As Slate outlines, in 1922, in Federal Baseball Club of Baltimore v. National League, the Supreme Court ruled against the Federal League’s Baltimore Terrapins. The team had sued the MLB in 1915 for allegedly cornering the players’ market and violating the Sherman Antitrust Act. Per Slate:
“Justice Oliver Wendell Holmes wrote that ‘personal effort, not related to production, is not a subject of commerce and that baseball therefore wasn’t subject to federal regulation.”
Bloomberg reports that the Court’s dual decisions in June “leave intact a line of Supreme Court rulings, dating from 1922 to 1972, that largely insulate the business side of baseball from antitrust lawsuits.”

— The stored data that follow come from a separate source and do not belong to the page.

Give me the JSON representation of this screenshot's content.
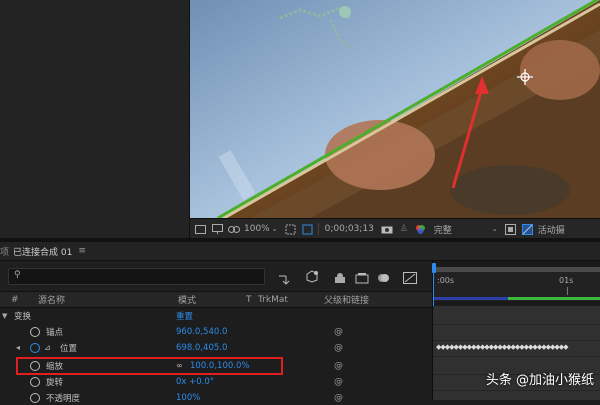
{
  "viewer_toolbar": {
    "zoom": "100%",
    "timecode": "0;00;03;13",
    "resolution": "完整",
    "active_camera": "活动摄"
  },
  "timeline": {
    "comp_tab": "已连接合成 01",
    "tab_prefix": "项",
    "search_placeholder": "",
    "columns": {
      "hash": "#",
      "source_name": "源名称",
      "mode": "模式",
      "t": "T",
      "trkmat": "TrkMat",
      "parent": "父级和链接"
    },
    "rows": [
      {
        "name": "变换",
        "value": "重置"
      },
      {
        "name": "锚点",
        "value": "960.0,540.0"
      },
      {
        "name": "位置",
        "value": "698.0,405.0"
      },
      {
        "name": "缩放",
        "value": "100.0,100.0%"
      },
      {
        "name": "旋转",
        "value": "0x +0.0°"
      },
      {
        "name": "不透明度",
        "value": "100%"
      }
    ],
    "ruler": {
      "start": ":00s",
      "mark": "01s"
    }
  },
  "watermark": {
    "text": "头条 @加油小猴纸"
  },
  "colors": {
    "accent_blue": "#2d8ceb",
    "highlight_red": "#e02020",
    "edge_green": "#4caf2a"
  }
}
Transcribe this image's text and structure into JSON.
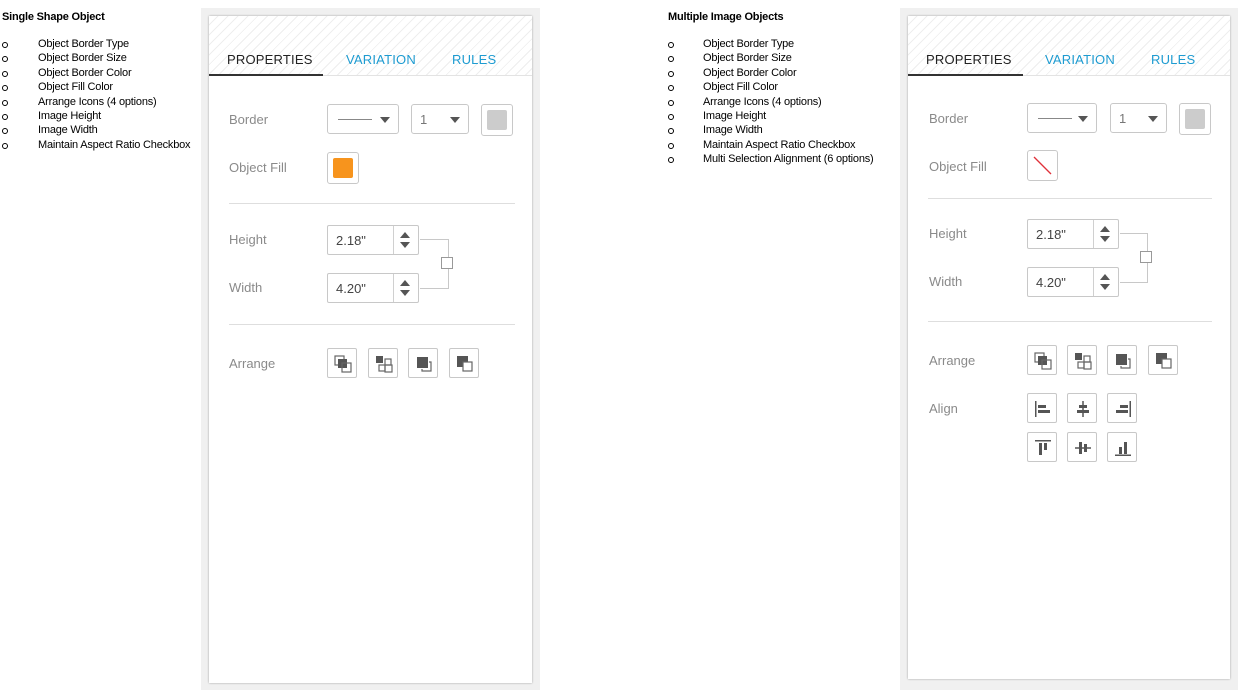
{
  "left_notes": {
    "title": "Single Shape Object",
    "items": [
      "Object Border Type",
      "Object Border Size",
      "Object Border Color",
      "Object Fill Color",
      "Arrange Icons (4 options)",
      "Image Height",
      "Image Width",
      "Maintain Aspect Ratio Checkbox"
    ]
  },
  "right_notes": {
    "title": "Multiple Image Objects",
    "items": [
      "Object Border Type",
      "Object Border Size",
      "Object Border Color",
      "Object Fill Color",
      "Arrange Icons (4 options)",
      "Image Height",
      "Image Width",
      "Maintain Aspect Ratio Checkbox",
      "Multi Selection Alignment (6 options)"
    ]
  },
  "panel1": {
    "tabs": [
      "PROPERTIES",
      "VARIATION",
      "RULES"
    ],
    "border_label": "Border",
    "border_size": "1",
    "object_fill_label": "Object Fill",
    "fill_color": "#f7941d",
    "border_color": "#cccccc",
    "height_label": "Height",
    "height_value": "2.18\"",
    "width_label": "Width",
    "width_value": "4.20\"",
    "arrange_label": "Arrange"
  },
  "panel2": {
    "tabs": [
      "PROPERTIES",
      "VARIATION",
      "RULES"
    ],
    "border_label": "Border",
    "border_size": "1",
    "object_fill_label": "Object Fill",
    "fill_color": "none",
    "border_color": "#cccccc",
    "height_label": "Height",
    "height_value": "2.18\"",
    "width_label": "Width",
    "width_value": "4.20\"",
    "arrange_label": "Arrange",
    "align_label": "Align"
  },
  "colors": {
    "tab_active": "#222222",
    "tab_inactive": "#1d9bd1",
    "label": "#8a8a8a",
    "fill_orange": "#f7941d",
    "no_fill_slash": "#e0303a"
  },
  "icons": {
    "arrange": [
      "bring-to-front-icon",
      "bring-forward-icon",
      "send-backward-icon",
      "send-to-back-icon"
    ],
    "align": [
      "align-left-icon",
      "align-center-horizontal-icon",
      "align-right-icon",
      "align-top-icon",
      "align-middle-vertical-icon",
      "align-bottom-icon"
    ]
  }
}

The two June cases brought forth against the MLB involve scouting and property. In one case, Wyckoff v. Office of Commissioner of Baseball, two scouts claimed that all 30 of the MLB’s teams colluded to suppress wages. In the other case, Right Field Rooftops v. Chicago Cubs Baseball, property owners claimed that the Chicago Cubs and owner Tom Ricketts blocked some rooftop views of Wrigley Field, therefore violating their rights. Bloomberg notes that the Cubs have been “fighting the rooftop businesses” for the last 15 years.
These businesses claimed that the league’s antitrust exemption is now without purpose and has the potential for abuse. If anyone is to change their exemption status, argued the league and its teams in court, it could only be Congress.
The lower courts found in favor of the MLB in both cases, and the organization asked SCOTUS not to intervene, which it did not. Or, was it poised to?
Fangraphs laid out its very interesting speculation on why the Court rescheduled its deliberations on both cases three times.
“Although it wasn’t immediately clear why the Court was repeatedly postponing its consideration of the two appeals, this rather unusual delay raised the possibility that several of the justices were potentially interested in reconsidering baseball’s controversial antitrust exemption.”
While the Court ultimately refused to hear both cases, and also did not disclose why, Fangraphs report points out that it did note that Chief Justice Roberts recused himself from any consideration of the appeal in Wyckoff v. Office of Commissioner of Baseball. The website offered more interesting speculation:
“[I]t’s possible that the Court’s remaining eight justices were split four-to-four as to whether to take the Wyckoff case. While it normally only requires four votes for the Court to hear an appeal, if the justices had remained equally divided after the case had been fully argued, then the tied vote would have resulted in the affirmation of the lower court’s decision.”
There have been earlier cases challenging the exemption, states Fangraphs. The two recent cases seemed like an “ideal opportunity” for the Court to once again examine the exemption. Their refusal most likely doesn’t bode well for future legal challenges.